The Motor Accident Solicitors Society (MASS) has accused the Ministry of Justice (MoJ) of cherry picking figures from the Department for Transport (DfT) to support its push to reform the small claims personal injury market.
MASS says that the MoJ has only used reported accidents as data to back up its argument that the amount of small personal injury motor claims is out of kilter with the amount of traffic collisions that actually take place.
The MoJ’s recent consultation paper authors chose not to include the best estimates of unreported casualties.
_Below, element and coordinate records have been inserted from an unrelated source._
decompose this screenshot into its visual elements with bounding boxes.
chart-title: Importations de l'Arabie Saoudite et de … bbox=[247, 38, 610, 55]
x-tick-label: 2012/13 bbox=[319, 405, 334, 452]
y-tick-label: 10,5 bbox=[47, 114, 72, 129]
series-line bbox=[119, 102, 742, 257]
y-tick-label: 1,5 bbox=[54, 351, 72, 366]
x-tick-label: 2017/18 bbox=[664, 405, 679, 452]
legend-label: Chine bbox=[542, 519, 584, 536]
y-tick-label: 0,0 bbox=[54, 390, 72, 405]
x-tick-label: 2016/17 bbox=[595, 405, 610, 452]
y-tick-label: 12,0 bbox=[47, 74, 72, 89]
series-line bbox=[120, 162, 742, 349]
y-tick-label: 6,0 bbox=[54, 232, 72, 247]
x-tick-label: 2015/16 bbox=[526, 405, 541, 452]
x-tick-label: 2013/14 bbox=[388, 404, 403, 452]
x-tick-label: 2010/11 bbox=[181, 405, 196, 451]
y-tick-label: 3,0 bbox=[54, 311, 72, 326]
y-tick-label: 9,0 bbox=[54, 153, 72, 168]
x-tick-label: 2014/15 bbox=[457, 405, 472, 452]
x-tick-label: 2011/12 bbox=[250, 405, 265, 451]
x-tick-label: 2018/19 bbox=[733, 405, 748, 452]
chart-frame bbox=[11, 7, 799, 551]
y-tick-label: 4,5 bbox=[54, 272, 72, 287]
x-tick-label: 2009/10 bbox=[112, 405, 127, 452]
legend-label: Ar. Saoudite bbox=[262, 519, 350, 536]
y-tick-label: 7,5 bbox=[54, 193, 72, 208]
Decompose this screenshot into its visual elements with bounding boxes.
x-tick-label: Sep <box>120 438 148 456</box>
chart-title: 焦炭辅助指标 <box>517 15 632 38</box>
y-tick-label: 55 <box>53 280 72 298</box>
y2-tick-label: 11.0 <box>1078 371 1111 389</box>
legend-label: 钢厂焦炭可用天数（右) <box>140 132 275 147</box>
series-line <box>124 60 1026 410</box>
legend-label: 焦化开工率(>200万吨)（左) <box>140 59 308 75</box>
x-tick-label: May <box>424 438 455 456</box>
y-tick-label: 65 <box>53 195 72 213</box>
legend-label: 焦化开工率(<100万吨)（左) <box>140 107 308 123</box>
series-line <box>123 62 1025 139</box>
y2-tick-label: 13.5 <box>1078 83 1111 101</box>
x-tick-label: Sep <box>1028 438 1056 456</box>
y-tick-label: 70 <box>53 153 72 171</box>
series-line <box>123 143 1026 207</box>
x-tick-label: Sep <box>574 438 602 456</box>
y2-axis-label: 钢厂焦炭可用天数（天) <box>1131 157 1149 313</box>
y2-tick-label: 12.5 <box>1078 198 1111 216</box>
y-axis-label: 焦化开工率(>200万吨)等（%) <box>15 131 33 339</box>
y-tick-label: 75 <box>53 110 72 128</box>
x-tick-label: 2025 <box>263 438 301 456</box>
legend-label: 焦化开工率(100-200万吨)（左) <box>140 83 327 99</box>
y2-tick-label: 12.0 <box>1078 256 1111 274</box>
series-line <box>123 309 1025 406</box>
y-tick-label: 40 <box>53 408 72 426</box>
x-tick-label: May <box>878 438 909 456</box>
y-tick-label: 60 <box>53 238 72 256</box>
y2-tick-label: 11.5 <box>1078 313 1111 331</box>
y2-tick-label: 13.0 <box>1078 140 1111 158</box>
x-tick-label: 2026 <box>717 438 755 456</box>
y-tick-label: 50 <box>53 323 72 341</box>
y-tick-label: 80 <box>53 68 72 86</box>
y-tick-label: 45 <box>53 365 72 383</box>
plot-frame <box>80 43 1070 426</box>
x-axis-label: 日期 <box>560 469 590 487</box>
In it, the government department said that claims have gone up by claims have gone up by 50% since 2006, despite the fact that there has been a 26% decline in accidents.
“This increase [in claims] over the last decade has coincided with a decrease in RTAs reported to the police from around 190,000 in 2006 to around 142,000 in 2015,” said the consultation’s authors.
However, DfT figures recently published in Parliament in response to a Parliamentary Question from Louise Ellman MP, chair of the Transport Select Committee, have, says MASS, undermined the MoJ’s argument.
The figures, which MASS says have a 90% statistical reliability, show that between 2011 and 2015, around 460,000 “slight” injuries per year went unreported to the police, with around 60,000 serious injuries from RTAs also going unreported.
In addition, the DfT’s estimates that there are around 710,000 people injured in road traffic accidents (reported and unreported) each year. The DfT’s report, published 29 September 2016 says that “the current best estimate” is that around 710,000 people are injured to some degree in road traffic accidents each year. Of these, it goes on to say, only around 191,000 casualties are reported to the police and recorded in stats. This suggests that about 519,000 casualties are unreported a year, of which roughly 57,000 probably had a serious injury.
Simon Stanfield, chair of MASS, said: “It is hugely disappointing that the Ministry of Justice has adopted the tactic of selectively using DfT data to try and justify its attack upon the rights of motor accident victims. The DfT’s best estimate is that there are around 710,000 people injured on our roads each year, but the MoJ have cherry-picked the figures to suit their agenda.
“What we need is evidence-based policy to tackle the issues in the claims sector, not continued attempts to ignore the evidence of the number of road casualties to suit its policy agenda. With the evidence now before Parliament in black and white, the MoJ must now acknowledge that its evidence base for these proposals is seriously and perhaps fatally flawed.”